« On a voulu croire que [l’abattage préventif par zone infectée] marcherait mais force est de constater qu’on est dans l’impasse », a déclaré François Lesparre à l’AFP, le président de la FDSEA des Landes, à l’issue d’une conférence de presse du syndicat agricole à Mont-de-Marsan.

Abattre sans dérogation

Lundi, Henri Emmanuelli, le président conseil départemental des Landes, avait estimé qu’il valait désormais « mieux tout abattre » pour pouvoir fixer une date de reprise de production. « Emmanuelli est sorti du bois, et on est un peu sur la même ligne. Mais si on doit adopter cette ligne-là, il faut s’en donner les moyens et que ce soit fait sans dérogations, en abattant bien tous les canards, car l’aspect sanitaire doit primer », a souligné François Lesparre.

La FDSEA des Landes demande par ailleurs une accélération des systèmes d’indemnisations, notamment pour les éleveurs qui n’ont pas été touchés directement par le virus mais qui, de fait, n’ont pas pu mettre de canards en place depuis le début de janvier. Des problèmes qui affectent également les éleveurs de poulets. « Les banques doivent aussi jouer le jeu », a fait valoir le responsable syndical.

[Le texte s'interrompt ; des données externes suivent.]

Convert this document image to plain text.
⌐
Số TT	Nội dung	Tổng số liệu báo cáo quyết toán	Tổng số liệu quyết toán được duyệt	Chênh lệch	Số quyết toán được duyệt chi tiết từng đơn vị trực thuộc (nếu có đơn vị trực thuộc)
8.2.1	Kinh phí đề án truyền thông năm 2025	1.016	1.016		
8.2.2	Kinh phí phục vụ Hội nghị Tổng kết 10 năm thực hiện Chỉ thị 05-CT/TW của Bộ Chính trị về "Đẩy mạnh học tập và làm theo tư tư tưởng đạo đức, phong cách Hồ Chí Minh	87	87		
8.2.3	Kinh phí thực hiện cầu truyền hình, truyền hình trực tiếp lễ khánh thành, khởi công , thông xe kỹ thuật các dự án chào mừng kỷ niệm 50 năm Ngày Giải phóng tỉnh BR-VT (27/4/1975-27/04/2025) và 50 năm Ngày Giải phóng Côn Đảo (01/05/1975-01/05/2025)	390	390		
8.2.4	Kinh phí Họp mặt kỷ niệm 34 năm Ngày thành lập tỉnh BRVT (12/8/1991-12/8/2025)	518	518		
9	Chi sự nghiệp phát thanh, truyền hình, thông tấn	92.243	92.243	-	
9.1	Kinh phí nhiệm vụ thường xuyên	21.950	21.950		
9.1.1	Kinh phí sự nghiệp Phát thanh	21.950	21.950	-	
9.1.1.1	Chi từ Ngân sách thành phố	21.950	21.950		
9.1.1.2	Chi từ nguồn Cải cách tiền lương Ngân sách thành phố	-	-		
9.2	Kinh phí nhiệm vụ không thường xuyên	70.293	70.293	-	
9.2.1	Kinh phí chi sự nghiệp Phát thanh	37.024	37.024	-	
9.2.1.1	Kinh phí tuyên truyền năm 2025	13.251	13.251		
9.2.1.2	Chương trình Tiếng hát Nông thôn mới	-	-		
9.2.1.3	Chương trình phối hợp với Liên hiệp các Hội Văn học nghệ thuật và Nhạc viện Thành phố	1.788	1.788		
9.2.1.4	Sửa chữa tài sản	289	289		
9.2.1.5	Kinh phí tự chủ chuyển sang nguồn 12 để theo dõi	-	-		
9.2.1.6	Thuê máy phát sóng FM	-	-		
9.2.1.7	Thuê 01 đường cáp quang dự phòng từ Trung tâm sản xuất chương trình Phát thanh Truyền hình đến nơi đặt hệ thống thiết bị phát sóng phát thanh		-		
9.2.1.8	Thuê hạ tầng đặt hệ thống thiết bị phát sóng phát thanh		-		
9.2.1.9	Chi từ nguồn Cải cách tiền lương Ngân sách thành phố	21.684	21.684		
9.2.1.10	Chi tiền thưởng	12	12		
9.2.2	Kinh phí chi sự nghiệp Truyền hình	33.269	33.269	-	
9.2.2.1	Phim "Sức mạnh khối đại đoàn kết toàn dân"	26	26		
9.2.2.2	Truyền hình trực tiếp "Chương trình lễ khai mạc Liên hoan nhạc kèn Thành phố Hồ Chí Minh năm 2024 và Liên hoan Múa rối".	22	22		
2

Une filière avec des réalités diverses

De son côté, le ministre de l’Agriculture, Stéphane Le Foll, a préconisé lundi une réforme du modèle de production. Mais pour François Lesparre, ce sujet n’a pas lieu d’être. « On a une filière avec une réalité diverse, des gens en circuits courts, des éleveurs, des gaveurs, des conserveurs, c’est la richesse de la filière qui arrive à satisfaire un marché, avec du foie gras pour toutes les bourses », a-t-il jugé.

De son côté, le Comité interprofessionnel du foie gras, le Cifog, réunit aujourd’hui un conseil d’administration sur ce sujet, au terme duquel il doit dévoiler son plan d’adaptation de la filière face aux nouveaux risques sanitaires.